The bill faces a tougher challenge in the Republican-controlled state House of Representatives. The House Judiciary and Health committees have indicated that they will be holding hearings on the proposed legislation before the bill goes to a vote, but House leadership has not set up any specific timetable for those hearings.

“The members need to know what’s in the legislation, and frankly I think the public needs to know what’s in the legislation,” said Stephen Miskin , spokesman for House Majority Leader Mike Turzai (R-Allegheny) , who controls the agenda of the House. “The committees wants to learn exactly what is in the legislation — is it good legislation or not? From a first blush, it’s highly questionable legislation.”

“Tom Wolf — talk about a liberal’s liberal,” Miskin added. “He is basically for opening up medical marijuana like California, and that’s what this legislation does.”

While medical marijuana hasn’t been a central issue in the gubernatorial election thus far, Pennsylvanians have increasingly favored medical marijuana.
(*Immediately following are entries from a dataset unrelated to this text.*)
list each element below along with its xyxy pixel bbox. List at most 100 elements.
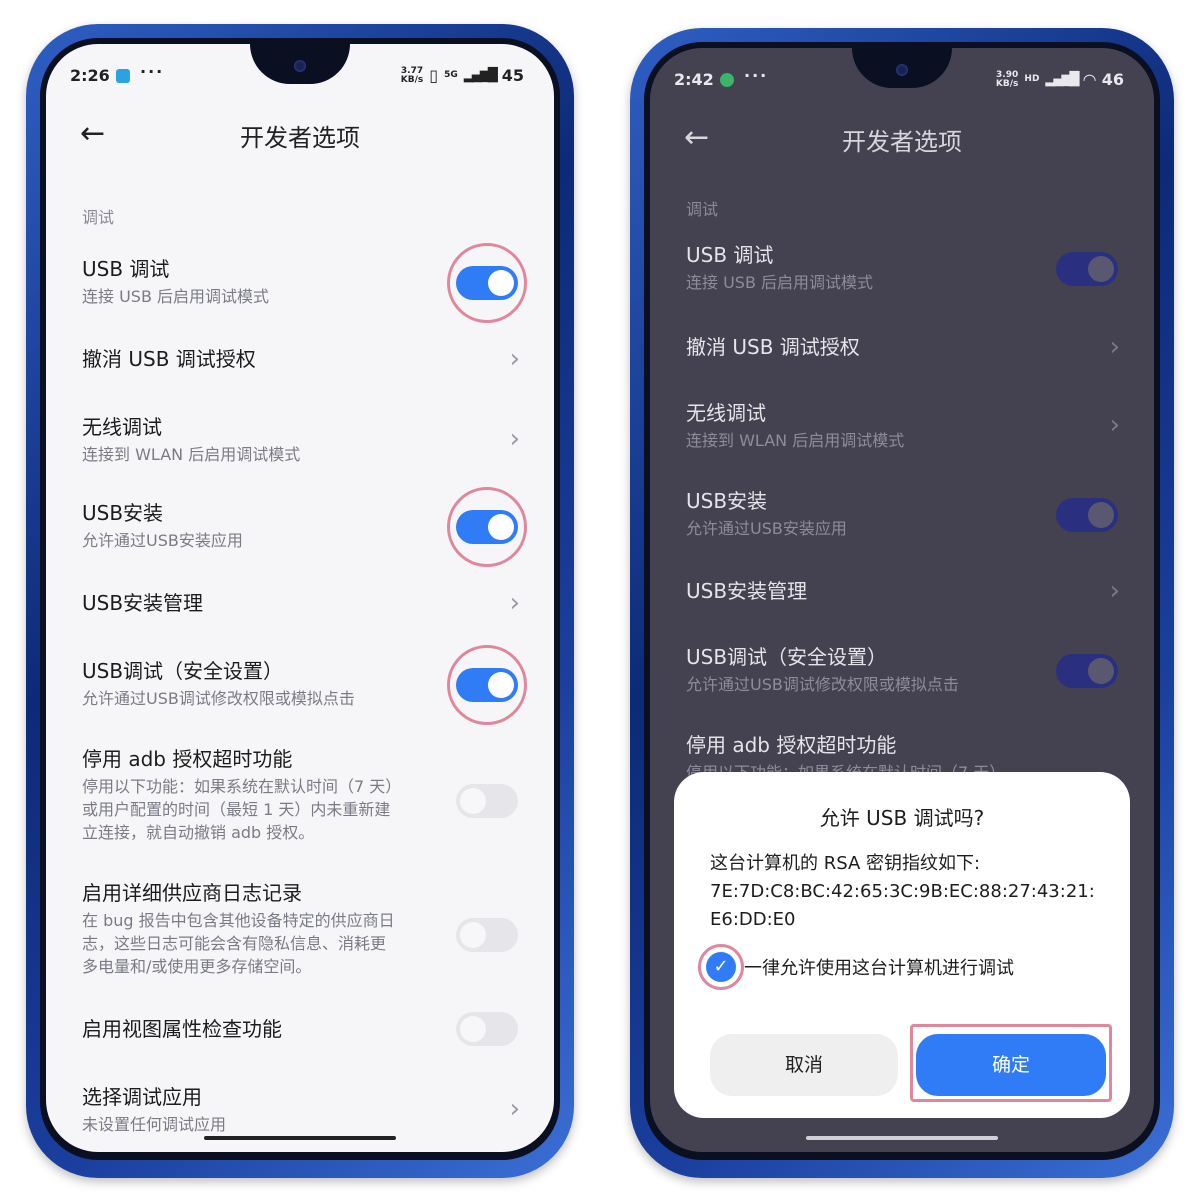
highlight-circle (447, 645, 527, 725)
signal-icon: ▂▄▆█ (463, 68, 498, 83)
phone-right: 2:42 ··· 3.90 KB/s HD ▂▄▆█ ◠ 46 ← 开发者选项 … (630, 28, 1174, 1178)
setting-disable-adb-timeout[interactable]: 停用 adb 授权超时功能 停用以下功能：如果系统在默认时间（7 天） 或用户配… (82, 746, 520, 844)
net-speed: 3.77 KB/s (400, 65, 424, 85)
setting-title: USB 调试 (82, 257, 170, 281)
checkbox-label: 一律允许使用这台计算机进行调试 (744, 958, 1014, 979)
setting-usb-debugging: USB 调试 连接 USB 后启用调试模式 (686, 242, 1120, 294)
screen-right: 2:42 ··· 3.90 KB/s HD ▂▄▆█ ◠ 46 ← 开发者选项 … (650, 48, 1154, 1152)
setting-title: USB调试（安全设置） (686, 645, 888, 669)
dialog-title: 允许 USB 调试吗? (819, 806, 985, 830)
usb-debug-dialog: 允许 USB 调试吗? 这台计算机的 RSA 密钥指纹如下: 7E:7D:C8:… (674, 772, 1130, 1118)
setting-revoke-usb-auth: 撤消 USB 调试授权 › (686, 334, 1120, 360)
setting-usb-install[interactable]: USB安装 允许通过USB安装应用 (82, 487, 527, 567)
setting-subtitle: 停用以下功能：如果系统在默认时间（7 天） 或用户配置的时间（最短 1 天）内未… (82, 777, 402, 842)
chevron-right-icon: › (1109, 332, 1120, 362)
setting-subtitle: 连接到 WLAN 后启用调试模式 (82, 445, 301, 464)
usb-install-toggle (1056, 498, 1118, 532)
front-camera (896, 64, 908, 76)
phone-left: 2:26 ··· 3.77 KB/s ▯ 5G ▂▄▆█ 45 ← 开发者选项 … (26, 24, 574, 1178)
wifi-icon: ◠ (1083, 70, 1096, 89)
setting-title: 无线调试 (686, 401, 766, 425)
home-indicator[interactable] (806, 1136, 998, 1140)
signal-icon: ▂▄▆█ (1045, 72, 1079, 87)
usb-debug-security-toggle (1056, 654, 1118, 688)
setting-title: USB安装管理 (82, 591, 204, 615)
battery-level: 46 (1101, 70, 1124, 89)
setting-subtitle: 未设置任何调试应用 (82, 1115, 227, 1134)
setting-title: 选择调试应用 (82, 1085, 202, 1109)
setting-usb-install-manage: USB安装管理 › (686, 578, 1120, 604)
phone-bezel: 2:26 ··· 3.77 KB/s ▯ 5G ▂▄▆█ 45 ← 开发者选项 … (40, 38, 560, 1160)
setting-select-debug-app[interactable]: 选择调试应用 未设置任何调试应用 › (82, 1084, 520, 1136)
disable-adb-timeout-toggle[interactable] (456, 784, 518, 818)
usb-debugging-toggle (1056, 252, 1118, 286)
home-indicator[interactable] (204, 1136, 396, 1140)
chevron-right-icon: › (1109, 410, 1120, 440)
highlight-circle (447, 487, 527, 567)
telegram-icon (115, 68, 130, 83)
setting-title: 启用视图属性检查功能 (82, 1017, 282, 1041)
highlight-box (910, 1024, 1112, 1102)
setting-title: USB安装 (82, 501, 164, 525)
chevron-right-icon: › (509, 424, 520, 454)
vendor-logging-toggle[interactable] (456, 918, 518, 952)
battery-level: 45 (501, 66, 524, 85)
setting-view-attribute-inspection[interactable]: 启用视图属性检查功能 (82, 1012, 520, 1046)
rsa-fingerprint: 7E:7D:C8:BC:42:65:3C:9B:EC:88:27:43:21: (710, 881, 1095, 902)
setting-title: USB安装 (686, 489, 768, 513)
dialog-message: 这台计算机的 RSA 密钥指纹如下: 7E:7D:C8:BC:42:65:3C:… (710, 850, 1110, 934)
screen-left: 2:26 ··· 3.77 KB/s ▯ 5G ▂▄▆█ 45 ← 开发者选项 … (46, 44, 554, 1152)
highlight-circle (698, 944, 744, 990)
setting-subtitle: 允许通过USB调试修改权限或模拟点击 (686, 675, 959, 694)
page-title: 开发者选项 (240, 124, 360, 152)
status-time: 2:26 (70, 66, 110, 85)
setting-subtitle: 连接到 WLAN 后启用调试模式 (686, 431, 905, 450)
download-icon (719, 72, 734, 87)
always-allow-checkbox[interactable]: ✓ (698, 944, 744, 990)
chevron-right-icon: › (509, 588, 520, 618)
setting-subtitle: 连接 USB 后启用调试模式 (82, 287, 270, 306)
cancel-button[interactable]: 取消 (710, 1034, 898, 1096)
setting-title: 停用 adb 授权超时功能 (686, 733, 897, 757)
setting-title: USB安装管理 (686, 579, 808, 603)
setting-title: 撤消 USB 调试授权 (82, 347, 256, 371)
setting-title: USB调试（安全设置） (82, 659, 284, 683)
setting-usb-install-manage[interactable]: USB安装管理 › (82, 590, 520, 616)
highlight-circle (447, 243, 527, 323)
always-allow-checkbox-row[interactable]: ✓ 一律允许使用这台计算机进行调试 (698, 944, 1014, 990)
setting-title: 停用 adb 授权超时功能 (82, 747, 293, 771)
setting-subtitle: 连接 USB 后启用调试模式 (686, 273, 874, 292)
status-time: 2:42 (674, 70, 714, 89)
front-camera (294, 60, 306, 72)
status-more-dots: ··· (140, 62, 165, 81)
setting-revoke-usb-auth[interactable]: 撤消 USB 调试授权 › (82, 346, 520, 372)
net-speed: 3.90 KB/s (995, 69, 1019, 89)
setting-wireless-debugging[interactable]: 无线调试 连接到 WLAN 后启用调试模式 › (82, 414, 520, 466)
network-type: HD (1024, 74, 1040, 84)
status-more-dots: ··· (744, 66, 769, 85)
view-attribute-toggle[interactable] (456, 1012, 518, 1046)
chevron-right-icon: › (509, 344, 520, 374)
setting-subtitle: 允许通过USB安装应用 (686, 519, 847, 538)
section-header: 调试 (686, 200, 719, 219)
setting-usb-debug-security: USB调试（安全设置） 允许通过USB调试修改权限或模拟点击 (686, 644, 1120, 696)
app-bar: ← 开发者选项 (46, 106, 554, 162)
setting-title: 无线调试 (82, 415, 162, 439)
setting-subtitle: 允许通过USB调试修改权限或模拟点击 (82, 689, 355, 708)
section-header: 调试 (82, 208, 115, 227)
setting-usb-install: USB安装 允许通过USB安装应用 (686, 488, 1120, 540)
setting-subtitle: 在 bug 报告中包含其他设备特定的供应商日 志，这些日志可能会含有隐私信息、消… (82, 911, 395, 976)
page-title: 开发者选项 (842, 128, 962, 156)
setting-subtitle: 允许通过USB安装应用 (82, 531, 243, 550)
setting-vendor-logging[interactable]: 启用详细供应商日志记录 在 bug 报告中包含其他设备特定的供应商日 志，这些日… (82, 880, 520, 978)
setting-wireless-debugging: 无线调试 连接到 WLAN 后启用调试模式 › (686, 400, 1120, 452)
network-type: 5G (444, 70, 458, 80)
setting-title: 启用详细供应商日志记录 (82, 881, 302, 905)
setting-title: USB 调试 (686, 243, 774, 267)
setting-title: 撤消 USB 调试授权 (686, 335, 860, 359)
app-bar: ← 开发者选项 (650, 110, 1154, 166)
setting-usb-debugging[interactable]: USB 调试 连接 USB 后启用调试模式 (82, 243, 527, 323)
setting-usb-debug-security[interactable]: USB调试（安全设置） 允许通过USB调试修改权限或模拟点击 (82, 645, 527, 725)
phone-bezel: 2:42 ··· 3.90 KB/s HD ▂▄▆█ ◠ 46 ← 开发者选项 … (644, 42, 1160, 1160)
chevron-right-icon: › (1109, 576, 1120, 606)
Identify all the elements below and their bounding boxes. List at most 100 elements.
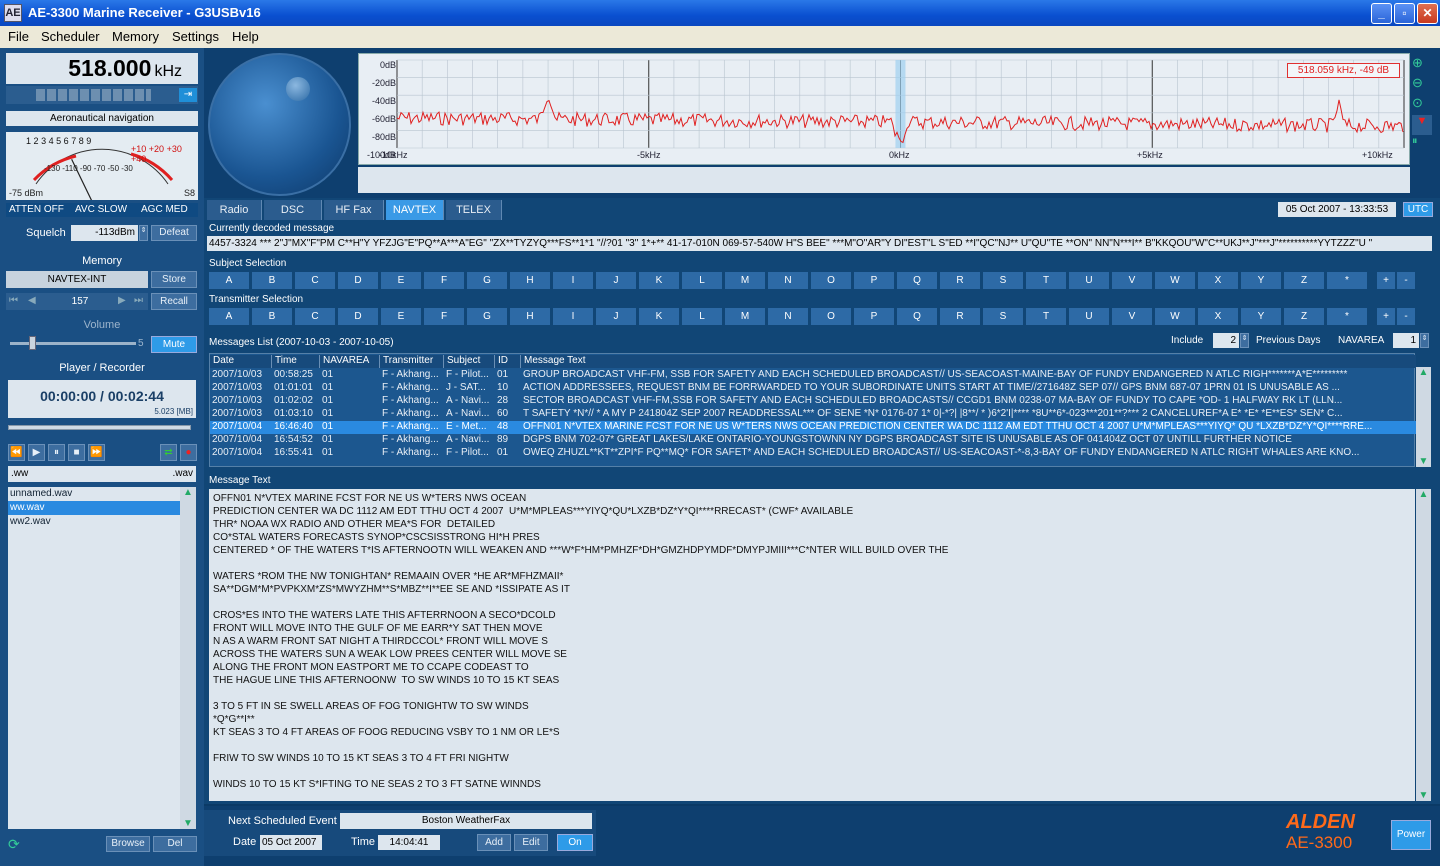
- browse-button[interactable]: Browse: [106, 836, 150, 852]
- power-button[interactable]: Power: [1391, 820, 1431, 850]
- close-button[interactable]: ✕: [1417, 3, 1438, 24]
- subject-letter-j[interactable]: J: [596, 272, 636, 289]
- menu-help[interactable]: Help: [232, 29, 259, 44]
- transmitter-letter-e[interactable]: E: [381, 308, 421, 325]
- col-date[interactable]: Date: [210, 355, 272, 368]
- add-button[interactable]: Add: [477, 834, 511, 851]
- tuning-knob[interactable]: [208, 53, 351, 196]
- play-icon[interactable]: ▶: [28, 444, 45, 461]
- subject-letter-k[interactable]: K: [639, 272, 679, 289]
- subject-letter-w[interactable]: W: [1155, 272, 1195, 289]
- table-row[interactable]: 2007/10/03 01:01:01 01 F - Akhang... J - SAT…: [210, 382, 1416, 395]
- next-icon[interactable]: ▶: [118, 295, 126, 306]
- transmitter-letter-o[interactable]: O: [811, 308, 851, 325]
- tab-telex[interactable]: TELEX: [446, 200, 502, 220]
- subject-letter-a[interactable]: A: [209, 272, 249, 289]
- menu-scheduler[interactable]: Scheduler: [41, 29, 100, 44]
- table-row[interactable]: 2007/10/04 16:55:41 01 F - Akhang... F - Pil…: [210, 447, 1416, 460]
- transmitter-letter-b[interactable]: B: [252, 308, 292, 325]
- subject-letter-x[interactable]: X: [1198, 272, 1238, 289]
- waterfall[interactable]: [358, 167, 1410, 193]
- fast-forward-icon[interactable]: ⏩: [88, 444, 105, 461]
- transmitter-letter-n[interactable]: N: [768, 308, 808, 325]
- last-icon[interactable]: ⏭: [134, 295, 143, 306]
- subject-letter-o[interactable]: O: [811, 272, 851, 289]
- transmitter-letter-u[interactable]: U: [1069, 308, 1109, 325]
- navarea-spin-icon[interactable]: ⇕: [1420, 333, 1429, 348]
- edit-button[interactable]: Edit: [514, 834, 548, 851]
- subject-minus-button[interactable]: -: [1397, 272, 1415, 289]
- transmitter-plus-button[interactable]: +: [1377, 308, 1395, 325]
- defeat-button[interactable]: Defeat: [151, 225, 197, 241]
- transmitter-letter-c[interactable]: C: [295, 308, 335, 325]
- memory-name[interactable]: NAVTEX-INT: [6, 271, 148, 288]
- player-filename[interactable]: .ww .wav: [8, 466, 196, 482]
- frequency-display[interactable]: 518.000 kHz: [6, 53, 198, 84]
- agc-status[interactable]: AGC MED: [141, 203, 188, 217]
- refresh-icon[interactable]: ⟳: [8, 836, 24, 852]
- tab-radio[interactable]: Radio: [207, 200, 262, 220]
- transmitter-letter-star[interactable]: *: [1327, 308, 1367, 325]
- squelch-spin-icon[interactable]: ⇕: [139, 225, 148, 241]
- enter-arrow-icon[interactable]: ⇥: [179, 88, 197, 102]
- transmitter-minus-button[interactable]: -: [1397, 308, 1415, 325]
- menu-memory[interactable]: Memory: [112, 29, 159, 44]
- transmitter-letter-f[interactable]: F: [424, 308, 464, 325]
- transmitter-letter-i[interactable]: I: [553, 308, 593, 325]
- subject-letter-i[interactable]: I: [553, 272, 593, 289]
- col-id[interactable]: ID: [495, 355, 521, 368]
- atten-status[interactable]: ATTEN OFF: [9, 203, 64, 217]
- message-text-area[interactable]: OFFN01 N*VTEX MARINE FCST FOR NE US W*TE…: [209, 489, 1415, 801]
- maximize-button[interactable]: ▫: [1394, 3, 1415, 24]
- tab-hf-fax[interactable]: HF Fax: [324, 200, 384, 220]
- subject-letter-y[interactable]: Y: [1241, 272, 1281, 289]
- include-days-input[interactable]: 2: [1213, 333, 1239, 348]
- rewind-icon[interactable]: ⏪: [8, 444, 25, 461]
- file-list-item[interactable]: ww.wav: [8, 501, 180, 515]
- transmitter-letter-j[interactable]: J: [596, 308, 636, 325]
- subject-letter-r[interactable]: R: [940, 272, 980, 289]
- transmitter-letter-z[interactable]: Z: [1284, 308, 1324, 325]
- transmitter-letter-g[interactable]: G: [467, 308, 507, 325]
- on-button[interactable]: On: [557, 834, 593, 851]
- spectrum-display[interactable]: 0dB -20dB -40dB -60dB -80dB -100dB -10kHz -5k…: [358, 53, 1410, 165]
- memory-number[interactable]: 157: [46, 293, 114, 310]
- zoom-in-icon[interactable]: ⊕: [1412, 55, 1432, 75]
- player-progress[interactable]: [8, 425, 191, 430]
- include-spin-icon[interactable]: ⇕: [1240, 333, 1249, 348]
- transmitter-letter-k[interactable]: K: [639, 308, 679, 325]
- file-list[interactable]: unnamed.wav ww.wav ww2.wav: [8, 487, 180, 829]
- record-icon[interactable]: ●: [180, 444, 197, 461]
- marker-icon[interactable]: ▼: [1412, 115, 1432, 135]
- transmitter-letter-q[interactable]: Q: [897, 308, 937, 325]
- transmitter-letter-s[interactable]: S: [983, 308, 1023, 325]
- transmitter-letter-v[interactable]: V: [1112, 308, 1152, 325]
- subject-letter-g[interactable]: G: [467, 272, 507, 289]
- time-input[interactable]: 14:04:41: [378, 835, 440, 850]
- menu-file[interactable]: File: [8, 29, 29, 44]
- recall-button[interactable]: Recall: [151, 293, 197, 310]
- first-icon[interactable]: ⏮: [9, 295, 18, 306]
- subject-letter-s[interactable]: S: [983, 272, 1023, 289]
- avc-status[interactable]: AVC SLOW: [75, 203, 127, 217]
- subject-letter-f[interactable]: F: [424, 272, 464, 289]
- transmitter-letter-d[interactable]: D: [338, 308, 378, 325]
- pause-spectrum-icon[interactable]: ⏸: [1412, 135, 1432, 155]
- pause-icon[interactable]: ⏸: [48, 444, 65, 461]
- subject-letter-v[interactable]: V: [1112, 272, 1152, 289]
- prev-icon[interactable]: ◀: [28, 295, 36, 306]
- subject-letter-m[interactable]: M: [725, 272, 765, 289]
- messages-scrollbar[interactable]: ▲ ▼: [1416, 367, 1431, 467]
- transmitter-letter-w[interactable]: W: [1155, 308, 1195, 325]
- loop-icon[interactable]: ⇄: [160, 444, 177, 461]
- subject-letter-q[interactable]: Q: [897, 272, 937, 289]
- frequency-digit-selector[interactable]: ⇥: [6, 86, 198, 104]
- transmitter-letter-y[interactable]: Y: [1241, 308, 1281, 325]
- navarea-input[interactable]: 1: [1393, 333, 1419, 348]
- tab-navtex[interactable]: NAVTEX: [386, 200, 444, 220]
- file-list-item[interactable]: unnamed.wav: [8, 487, 180, 501]
- tab-dsc[interactable]: DSC: [264, 200, 322, 220]
- squelch-value[interactable]: -113dBm: [71, 225, 138, 241]
- subject-letter-n[interactable]: N: [768, 272, 808, 289]
- subject-letter-b[interactable]: B: [252, 272, 292, 289]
According to a poll by Quinnipiac University taken in March 2014, 85 percent of Pennsylvania voters support some form of medical marijuana .

Beyond issues regarding drug policy, Pennsylvania voters remain dissatisfied with Corbett heading into the final month of the campaign.

In a Mercyhurst Center for Applied Politics poll from Sept. 24, 31 percent of Pennsylvanians said they approve of his job performance, while 51 percent disapprove . According to a New York Times/CBS News/YouGov poll earlier this month, Wolf leads Corbett by 9 percentage points .

As changes to state and local marijuana laws are being considered and enacted around the country, Penn’s Code of Student Conduct will continue to prohibit the use of any illegal drugs on campus. Since the use of marijuana remains a federal crime, it is unlikely that Penn will allow usage on campus, regardless of whether Pennsylvania’s medical marijuana bill becomes law.